Y en eso tiene razon, todo poder le da volumen, fuerza en pocas palabras va a sonar mas duro, solo que no conosco ningun poder que de otra cosa como por ejemplo que un poder le de un helado o un malvavisco a una bocina, 

A lo que entiendo es que el quiso decir que te compres algun amplificador que tenga buena respuesta en la frecuencia de bajos, un amplificador se diferencia de los  poderes porque tienen control de graves, medios y agudos el poder es sencillo a lo mucho un control de volumen.

Para mi un amplificadora a lo mucho llegara a 80w, ya que un poder seria de los 100w para arriba asta 1500W y esto ya es potencia a lo bruto y aqui es donde te pregunto ¿piensas poner el poder solo sin conectarle antes nada? digamos un cross-over o un ecualizador, porque si lo pones solo en verdad te va a sonar fatal, ya que el poder va a amplificar toda la gama de frecuencias sin importarle si las quieres o no y como tus parlantes no estan capacitados para reproducirlos, tendras un nefasto concierto llegando a distorcionar.

Cualquier poder que te de 350W a 400W te sirve para tus bocinas, solo que antes colocale un cross-over activo y un ecualizador para limpiar, veras lo bien que puede sonar, pero antes (siempre ay un pero) checa asta que frecuencias puede sonar tus bocinas para que no le exijas mas aya de lo que estan capacitadas, por el modelo estas pueden llegar asta los 30Hz. si no mal recuerdo y no lleves el amplificador mas aya de la potencia que pueda entregar, ya que si lo llevas a distorcion el ampli empieza a recortar la señal pudiendo quemar tu bocinas por distorcion. 

Poderes te puedo recomendar el de 300W de Luciperro, el de 300W de ESP,  El Ampli HighEnd ClaseD UCD de 25W a 1250Wrms sólo con 2 mosfets N debes de tener algo de experiencia cuando leas el tema sabras porque, el Amplificador de 200w ampliable a 400w este es casi clase B, puedes encontrar mas ocupando el buscador ay una gran variedad de donde escojer.

Y perdon por el ultimo chascarrillo yo nunca he oido cuando el sonido se hecha a perder, he oido cuando distorcionan ya sea en mayor o menor grado.

Que no te mientan, que no te cuenten y mucho menos que te......... hagan chinito, un poder si te sirve.


saludos.


----------



## crosover (Jun 6, 2012)

hola soy novato en esto lo del foro pero mi duda es si el ciruito de inyectores de la crest se puede implementar en otro circuito amplificador por la rca, pavey, zener entre *otros* mas 


saludos gracis


----------



## Ratmayor (Jun 6, 2012)

Que tal, bienvenido al foro. Podrías explicar a que llamas "Inyectores"?


----------



## Tacatomon (Jun 6, 2012)

Al parecer, quiere implementar la conmutación de rieles de voltajes en un amplificador Clase-AB Común.

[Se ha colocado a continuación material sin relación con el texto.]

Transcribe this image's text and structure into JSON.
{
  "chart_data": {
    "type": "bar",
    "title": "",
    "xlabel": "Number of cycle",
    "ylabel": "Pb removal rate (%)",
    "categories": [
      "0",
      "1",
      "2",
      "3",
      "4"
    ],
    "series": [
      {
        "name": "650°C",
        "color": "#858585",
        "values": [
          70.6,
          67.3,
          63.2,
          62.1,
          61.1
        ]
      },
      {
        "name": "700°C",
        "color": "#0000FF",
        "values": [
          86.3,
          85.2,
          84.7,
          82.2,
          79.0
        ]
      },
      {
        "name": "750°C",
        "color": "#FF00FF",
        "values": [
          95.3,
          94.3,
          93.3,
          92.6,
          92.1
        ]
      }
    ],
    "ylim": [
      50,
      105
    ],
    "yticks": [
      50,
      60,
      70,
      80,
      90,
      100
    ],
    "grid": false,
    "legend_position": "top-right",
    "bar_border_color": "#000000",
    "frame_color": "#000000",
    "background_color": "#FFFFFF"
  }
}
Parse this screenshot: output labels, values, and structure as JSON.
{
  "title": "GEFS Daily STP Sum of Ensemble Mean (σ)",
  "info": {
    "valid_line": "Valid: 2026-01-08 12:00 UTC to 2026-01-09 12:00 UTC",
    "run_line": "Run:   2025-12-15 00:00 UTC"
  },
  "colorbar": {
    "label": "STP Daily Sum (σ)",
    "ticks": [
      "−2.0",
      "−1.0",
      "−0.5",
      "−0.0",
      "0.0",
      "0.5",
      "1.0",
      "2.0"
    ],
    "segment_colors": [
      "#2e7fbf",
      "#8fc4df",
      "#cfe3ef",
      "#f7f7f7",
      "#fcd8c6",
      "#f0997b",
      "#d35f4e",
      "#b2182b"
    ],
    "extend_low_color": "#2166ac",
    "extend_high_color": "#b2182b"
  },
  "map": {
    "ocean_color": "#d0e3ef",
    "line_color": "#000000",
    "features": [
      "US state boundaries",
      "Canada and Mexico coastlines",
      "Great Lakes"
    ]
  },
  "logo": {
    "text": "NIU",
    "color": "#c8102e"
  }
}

Yo creo que podría hacerse... Necesitaría contactar a alguien para hacer unas cosas... Mmm

Saludos!


----------



## Ratmayor (Jun 6, 2012)

Tacatomon dijo:


> Al parecer, quiere implementar la conmutación de rieles de voltajes en un amplificador Clase-AB Común.
> 
> Yo creo que podría hacerse... Necesitaría contactar a alguien para hacer unas cosas... Mmm
> 
> Saludos!


 Si se podría, pero habría que modificar un par de cosas, pero realmente necesitas experiencia para hacer tal cosa... Comienza por debajito


----------